Where We’re At
We pondered on where we’re at, in order to map the route of where we want to go. We find it difficult to ensure succession and difficult to find members willing to serve as Area Presidents,on Regional and Area Councils or on related sub committees.
We find it difficult to get members from the Region to train as trainers or serve on National Committees. We find it difficult to have an adequate flow of new members. We could also do better in assessing the needs of those we serve and on focusing our assistance, in giving a hand up rather than giving a hand out.
Where We’re Going
Thus, at its first meeting of the New Year our Regional Council resolved to take steps to create a new Springtime for the Society in the Midwest with two initiatives. Firstly, it set up a Regional Visitation Team comprising of Area Presidents and others, who committed to visit each visitation Conference in the Region, focusing on adequately assessing the need of those we serve and thus promoting self-sufficiency, membership development and a conference structure which ensures an ongoing sustainable response to the needs of those whom it is our privilege to serve.
Secondly, we agreed a programme of Regional Public Information and Outreach Events across the region. Thereat we would expect to highlight the ever-growing diversity of SVP activity and thus the diversity of skills and talents required to make up our membership of the future. In doing so we are open to viewing “conference” in a new light, based on a deeper analysis of need and a more effective response in the context of self sufficiency and required organisational support.

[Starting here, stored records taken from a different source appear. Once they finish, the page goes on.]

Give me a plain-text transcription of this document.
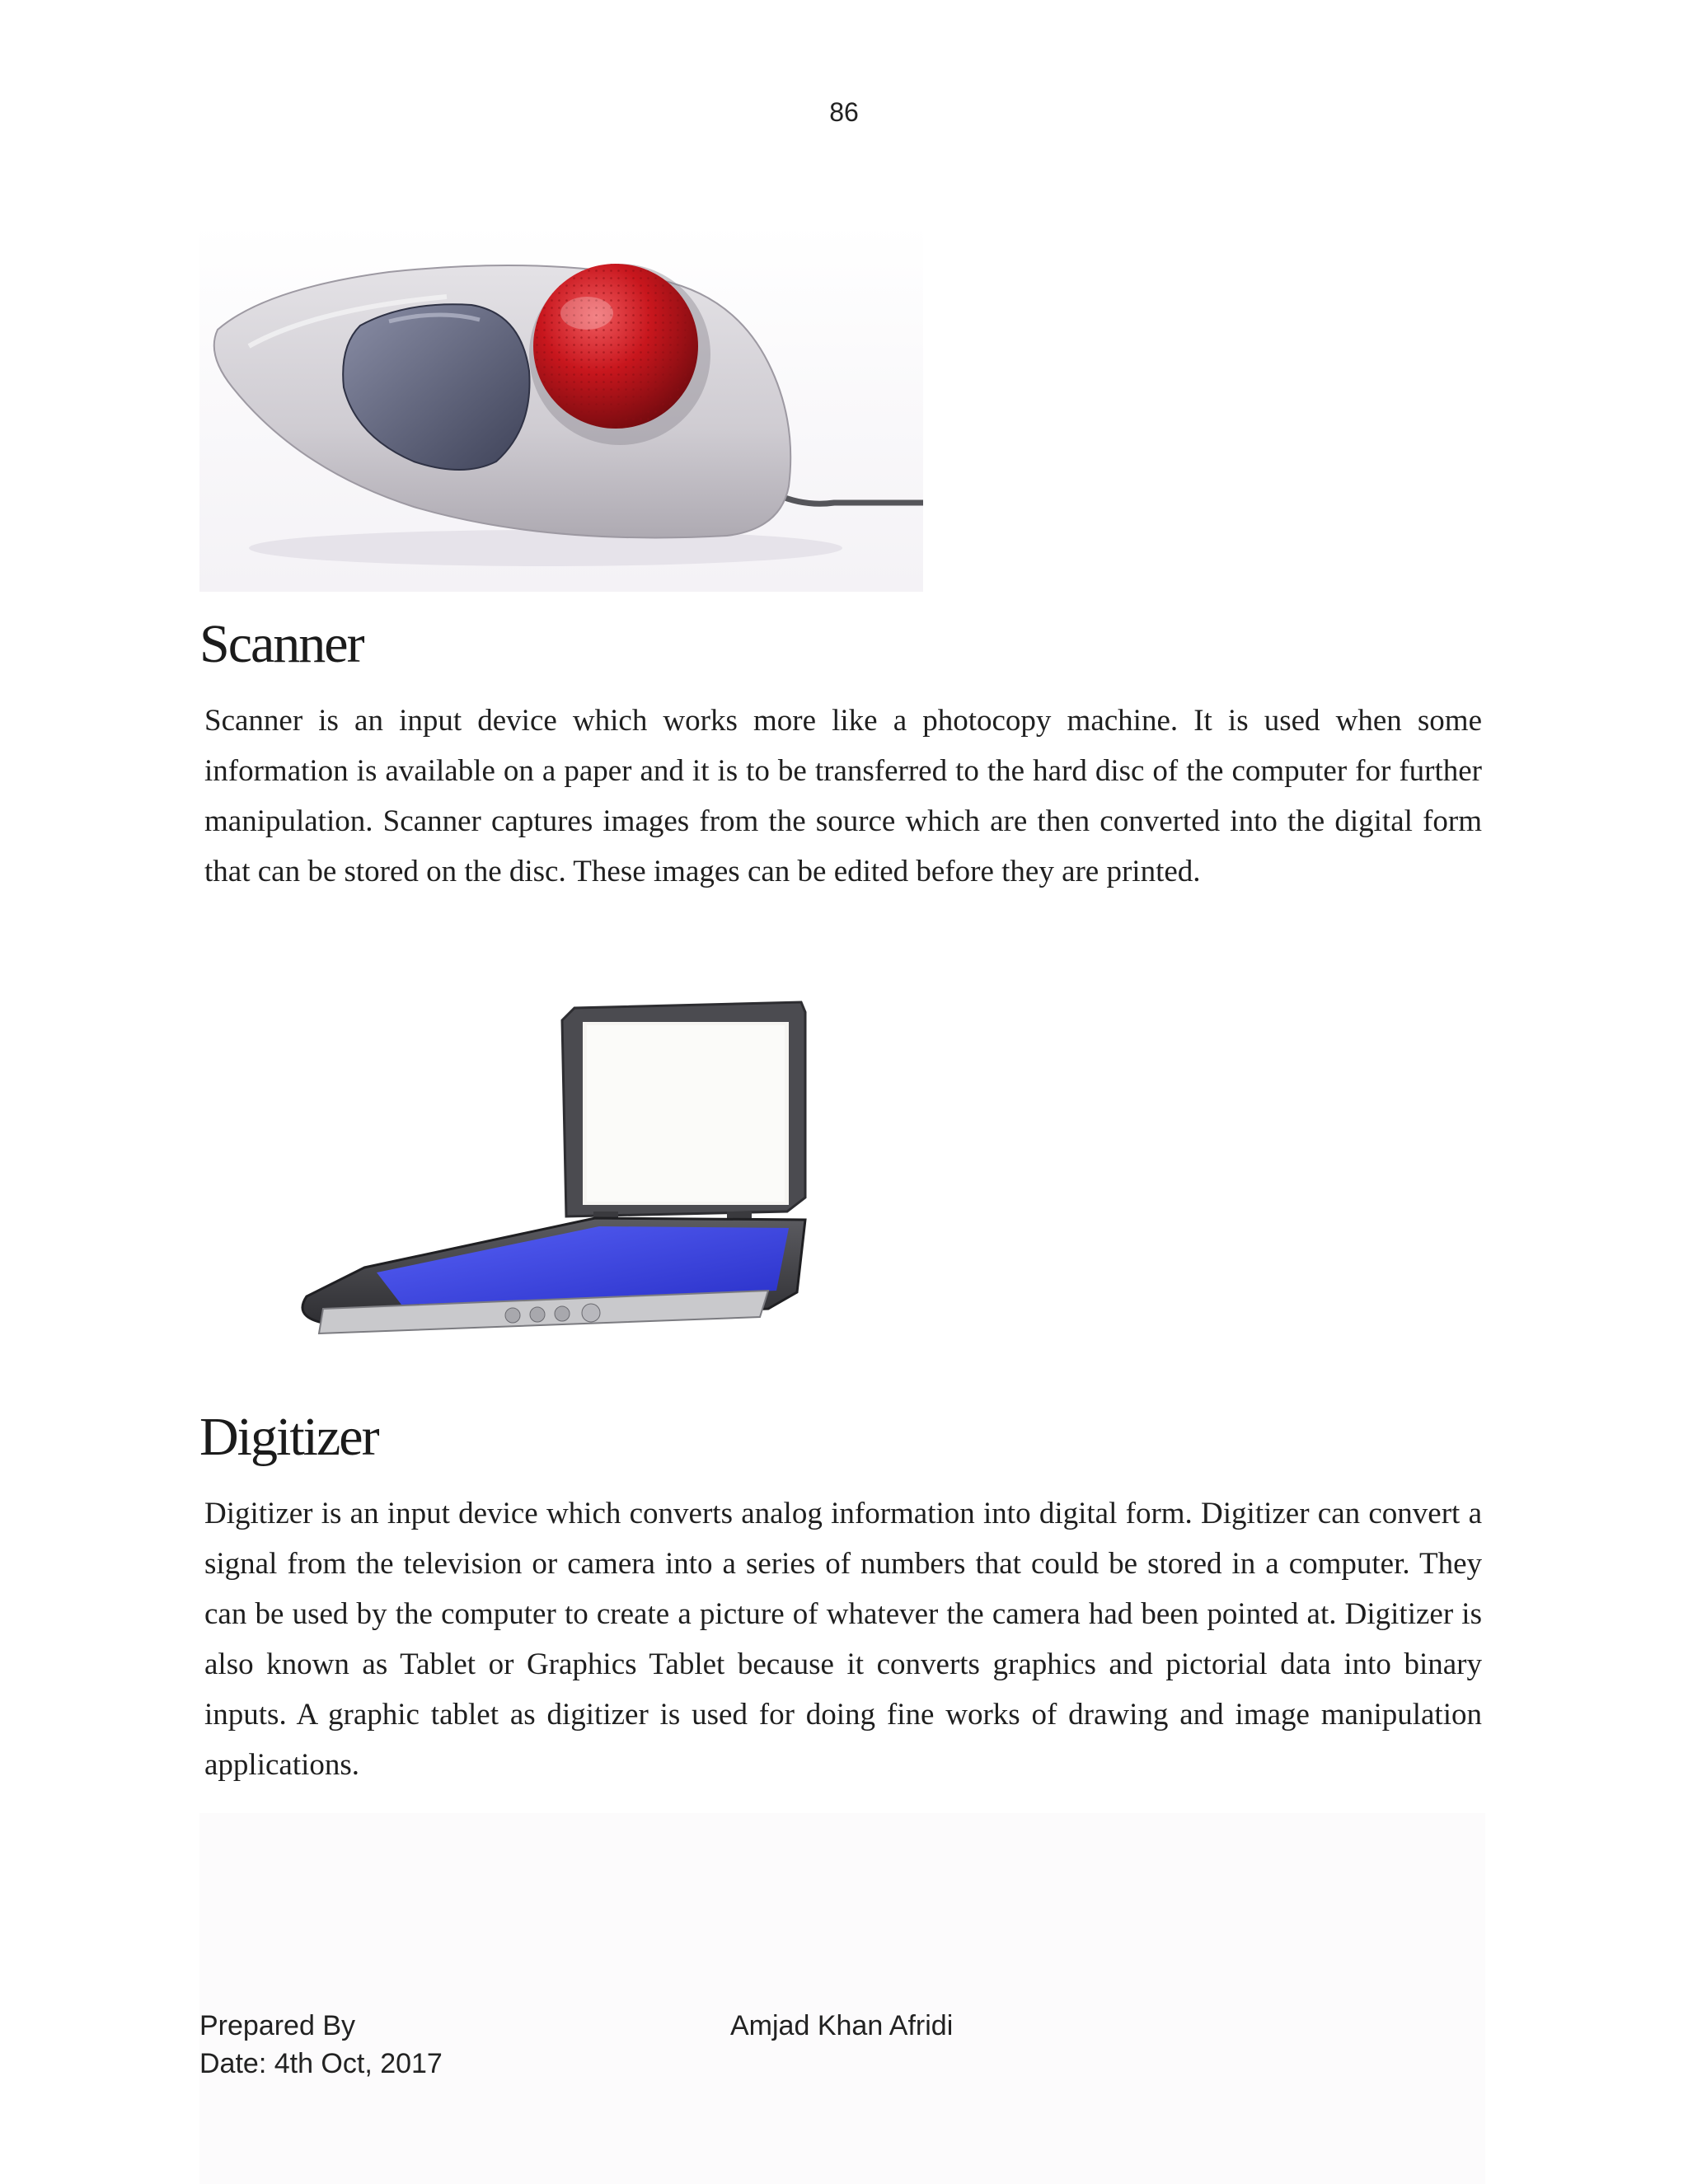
86
Scanner
Scanner is an input device which works more like a photocopy machine. It is used when some information is available on a paper and it is to be transferred to the hard disc of the computer for further manipulation. Scanner captures images from the source which are then converted into the digital form that can be stored on the disc. These images can be edited before they are printed.
Digitizer
Digitizer is an input device which converts analog information into digital form. Digitizer can convert a signal from the television or camera into a series of numbers that could be stored in a computer. They can be used by the computer to create a picture of whatever the camera had been pointed at. Digitizer is also known as Tablet or Graphics Tablet because it converts graphics and pictorial data into binary inputs. A graphic tablet as digitizer is used for doing fine works of drawing and image manipulation applications.
Prepared By
Date: 4th Oct, 2017
Amjad Khan Afridi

In Unity with Those Whom we Serve
However, if not a Springtime for those whom we serve, then there can be no Springtime for the Society. If we do not also delve into the deeper needs, i.e. those of which are very often psychological and sociological, we will never follow the direction of Rule 1.10 of the Rule of Our International Society, which instructs us to ‘endeavour to help people experiencing poverty and disadvantage to help themselves whenever possible, and to be aware that they can forge and change their own destinies and that of their community’. The commentary to this rule reminds us that the ‘ultimate empowerment is for those who are experiencing poverty and disadvantage to gain the confidence and the skills to be able to forge and change the destiny of their local communities’. It is only within such realisation of that ‘ultimate empowerment’ that we can be assured that we, in union with those whom we serve, will have reached the realisation of an ever new and sustainable Springtime.